There seems to be a safeguar against this by defining MEMIO_FAIRNESS to set a maximum rersponse time for the memory, but if I define that, I get Assumptions are unsatisfiable! instead and no trace at all. Could someone with a bit more insight into this help me pin down what the actual issue is to pass this final check?

KrystalDelusion commented 1 year ago

My understanding of the liveness check is that it is verifying that the core never hangs indefinitely, or more accurately that a single instruction will never take more than <check> - <trigger> cycles to complete where <check> is the third depth value and <trigger> is the second (i.e. liveness 1 50 80 says check=80, trigger=50). Any external signals that could cause the core to hang (such as waiting for memory) must therefore be emulated by the wrapper.

While testing with your changes when I was merging them here, I was able to fix the unsat problem by extending the timeout_ibus and timeout_dbus registers to 4 or 5 bits. This was able to provide a counterexample trace, but I didn't have enough knowledge of SERV to track down the issue. I think last time I was testing I tested up to a check depth of 150 and then went down a rabbit hole of looking into the MDU to see if that was causing issues before giving up.

I had another quick look at this just now trying to replicate what I did previously and I managed to get it to pass the test with check=160 (or trigger=40, check=150), so I guess it just needed a few extra cycles ? Feel free to have a look at the pr #23 ! There may be a better way to handle it so that if it does fail in the future it doesn't have to run quite so many cycles of tracing.

olofk commented 1 year ago

Aha! I see. That makes sense. So in the case of SERV, I guess the longest possible instruction would be a right shift that has a worst-case execution time of ~96 cycles + some memory access overhead. This could explain why we need a 100+ cycle window between the trigger and check.

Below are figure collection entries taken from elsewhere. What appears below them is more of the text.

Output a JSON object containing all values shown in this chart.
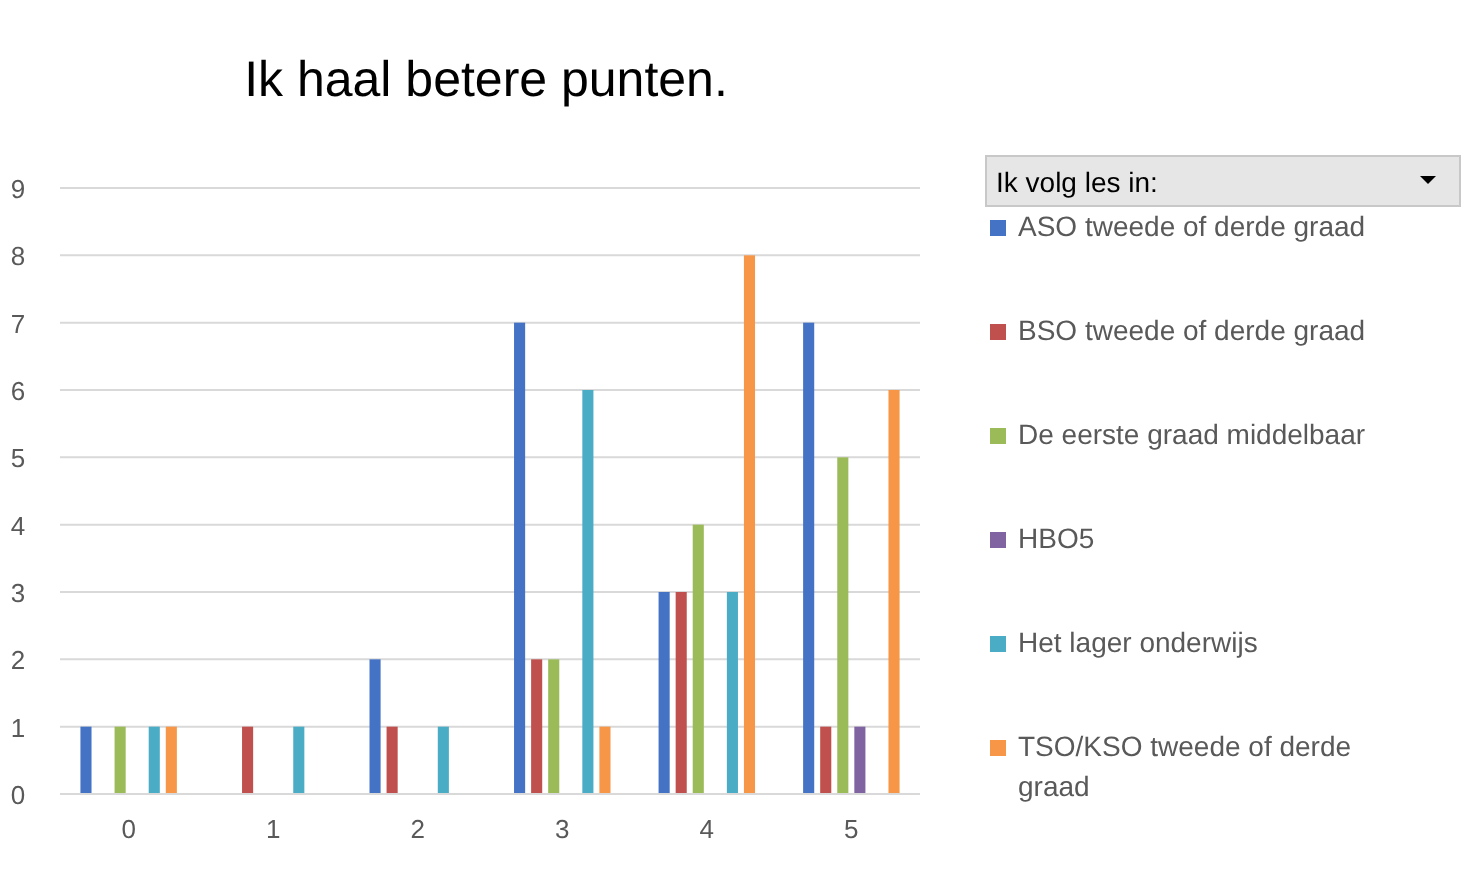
{
  "chart_data": {
    "type": "bar",
    "title": "Ik haal betere punten.",
    "legend_title": "Ik volg les in:",
    "categories": [
      "0",
      "1",
      "2",
      "3",
      "4",
      "5"
    ],
    "series": [
      {
        "name": "ASO tweede of derde graad",
        "color": "#4472c4",
        "values": [
          1,
          0,
          2,
          7,
          3,
          7
        ]
      },
      {
        "name": "BSO tweede of derde graad",
        "color": "#c0504d",
        "values": [
          0,
          1,
          1,
          2,
          3,
          1
        ]
      },
      {
        "name": "De eerste graad middelbaar",
        "color": "#9bbb59",
        "values": [
          1,
          0,
          0,
          2,
          4,
          5
        ]
      },
      {
        "name": "HBO5",
        "color": "#8064a2",
        "values": [
          0,
          0,
          0,
          0,
          0,
          1
        ]
      },
      {
        "name": "Het lager onderwijs",
        "color": "#4bacc6",
        "values": [
          1,
          1,
          1,
          6,
          3,
          0
        ]
      },
      {
        "name": "TSO/KSO tweede of derde graad",
        "color": "#f79646",
        "values": [
          1,
          0,
          0,
          1,
          8,
          6
        ]
      }
    ],
    "ylim": [
      0,
      9
    ],
    "yticks": [
      0,
      1,
      2,
      3,
      4,
      5,
      6,
      7,
      8,
      9
    ],
    "grid": "y",
    "legend": "right"
  }
}
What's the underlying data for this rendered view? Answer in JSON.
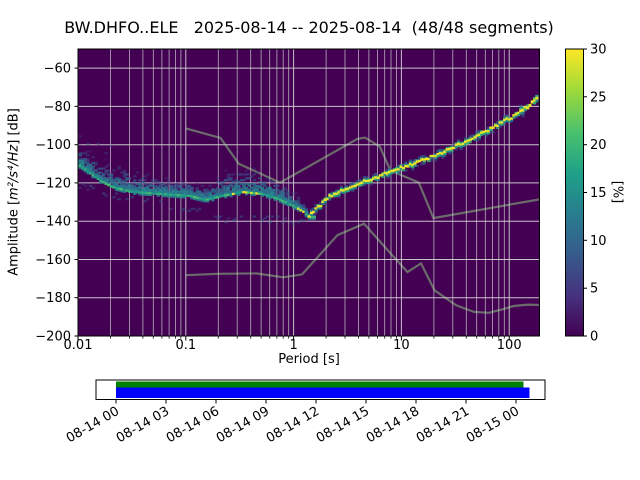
{
  "title": "BW.DHFO..ELE   2025-08-14 -- 2025-08-14  (48/48 segments)",
  "colors": {
    "background": "#ffffff",
    "plot_bg": "#440154",
    "grid": "#cdcdcd",
    "noise_model_line": "#6b6b6b",
    "frame": "#000000",
    "timeline_green": "#008000",
    "timeline_blue": "#0000ff"
  },
  "chart_data": {
    "type": "heatmap",
    "title": "BW.DHFO..ELE   2025-08-14 -- 2025-08-14  (48/48 segments)",
    "station": "BW.DHFO..ELE",
    "date_range": "2025-08-14 -- 2025-08-14",
    "segments": "48/48",
    "xlabel": "Period [s]",
    "ylabel": "Amplitude [m²/s⁴/Hz] [dB]",
    "ylabel_parts": {
      "prefix": "Amplitude [",
      "math": "m²/s⁴/Hz",
      "suffix": "] [dB]"
    },
    "xscale": "log",
    "xlim": [
      0.01,
      190
    ],
    "ylim": [
      -200,
      -50
    ],
    "grid": true,
    "xtick_values": [
      0.01,
      0.1,
      1,
      10,
      100
    ],
    "xtick_labels": [
      "0.01",
      "0.1",
      "1",
      "10",
      "100"
    ],
    "ytick_values": [
      -60,
      -80,
      -100,
      -120,
      -140,
      -160,
      -180,
      -200
    ],
    "ytick_labels": [
      "−60",
      "−80",
      "−100",
      "−120",
      "−140",
      "−160",
      "−180",
      "−200"
    ],
    "colorbar": {
      "label": "[%]",
      "range": [
        0,
        30
      ],
      "tick_values": [
        0,
        5,
        10,
        15,
        20,
        25,
        30
      ],
      "tick_labels": [
        "0",
        "5",
        "10",
        "15",
        "20",
        "25",
        "30"
      ],
      "colormap": "viridis"
    },
    "noise_models": {
      "high": [
        [
          0.1,
          -91.5
        ],
        [
          0.21,
          -96.5
        ],
        [
          0.31,
          -110.0
        ],
        [
          0.75,
          -119.8
        ],
        [
          3.9,
          -97.0
        ],
        [
          4.6,
          -96.3
        ],
        [
          6.3,
          -101.0
        ],
        [
          7.9,
          -113.5
        ],
        [
          14.5,
          -119.8
        ],
        [
          19.8,
          -138.4
        ],
        [
          190,
          -128.6
        ]
      ],
      "low": [
        [
          0.1,
          -168.2
        ],
        [
          0.2,
          -167.5
        ],
        [
          0.45,
          -167.3
        ],
        [
          0.8,
          -169.3
        ],
        [
          1.2,
          -167.8
        ],
        [
          2.55,
          -147.3
        ],
        [
          4.5,
          -141.3
        ],
        [
          7.75,
          -156.2
        ],
        [
          11.4,
          -166.6
        ],
        [
          15.2,
          -162.0
        ],
        [
          20.3,
          -176.1
        ],
        [
          32,
          -183.9
        ],
        [
          47,
          -187.4
        ],
        [
          65,
          -187.9
        ],
        [
          90,
          -185.8
        ],
        [
          110,
          -184.3
        ],
        [
          150,
          -183.6
        ],
        [
          190,
          -183.8
        ]
      ]
    },
    "psd_mode_line": [
      [
        1.35,
        -137.5
      ],
      [
        2.0,
        -127.8
      ],
      [
        2.6,
        -124.5
      ],
      [
        4.1,
        -119.7
      ],
      [
        6.5,
        -115.8
      ],
      [
        8.3,
        -113.5
      ],
      [
        12,
        -110.2
      ],
      [
        17,
        -107.3
      ],
      [
        25,
        -103.3
      ],
      [
        34.6,
        -99.6
      ],
      [
        50,
        -95.3
      ],
      [
        70,
        -90.8
      ],
      [
        100,
        -86.0
      ],
      [
        140,
        -80.5
      ],
      [
        180,
        -75.5
      ]
    ],
    "psd_cloud": {
      "ridge": [
        [
          0.0102,
          -110.5
        ],
        [
          0.013,
          -115
        ],
        [
          0.016,
          -118.5
        ],
        [
          0.02,
          -121.5
        ],
        [
          0.03,
          -124
        ],
        [
          0.05,
          -125
        ],
        [
          0.08,
          -125.8
        ],
        [
          0.105,
          -126.2
        ],
        [
          0.15,
          -128.3
        ],
        [
          0.22,
          -126
        ],
        [
          0.33,
          -124.2
        ],
        [
          0.5,
          -125.2
        ],
        [
          0.7,
          -127.8
        ],
        [
          1.0,
          -131.8
        ],
        [
          1.2,
          -134.5
        ],
        [
          1.35,
          -137.3
        ]
      ],
      "upper": [
        [
          0.0102,
          -99
        ],
        [
          0.02,
          -106
        ],
        [
          0.04,
          -112
        ],
        [
          0.08,
          -117
        ],
        [
          0.15,
          -122
        ],
        [
          0.3,
          -120.8
        ],
        [
          0.5,
          -121.5
        ],
        [
          0.8,
          -125
        ],
        [
          1.1,
          -130
        ],
        [
          1.4,
          -135.5
        ]
      ],
      "lower": [
        [
          0.0102,
          -122
        ],
        [
          0.02,
          -128
        ],
        [
          0.04,
          -131.5
        ],
        [
          0.08,
          -134
        ],
        [
          0.12,
          -136
        ],
        [
          0.2,
          -140.3
        ],
        [
          0.5,
          -140.7
        ],
        [
          1.0,
          -140.7
        ],
        [
          1.3,
          -140.3
        ],
        [
          1.45,
          -139
        ]
      ],
      "probability_peak_percent": 30
    },
    "timeline": {
      "tick_labels": [
        "08-14 00",
        "08-14 03",
        "08-14 06",
        "08-14 09",
        "08-14 12",
        "08-14 15",
        "08-14 18",
        "08-14 21",
        "08-15 00"
      ]
    }
  }
}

Still haven't got a clue why the length of the bus timeout counters has anything to do with this, but I tried your changes at it works for me as well, and the test doesn't take all that long to complete, so I'm all happy with this

KrystalDelusion commented 1 year ago

Because it needs to complete an instruction in the trigger cycle, I think what’s happening is that it is relying on the timeout to make the instruction take long enough. My guess is that making the trigger depth longer would allow for more than one instruction to complete and relieve pressure on the timeout and allow it to be smaller, but I haven’t played around with it enough to be sure.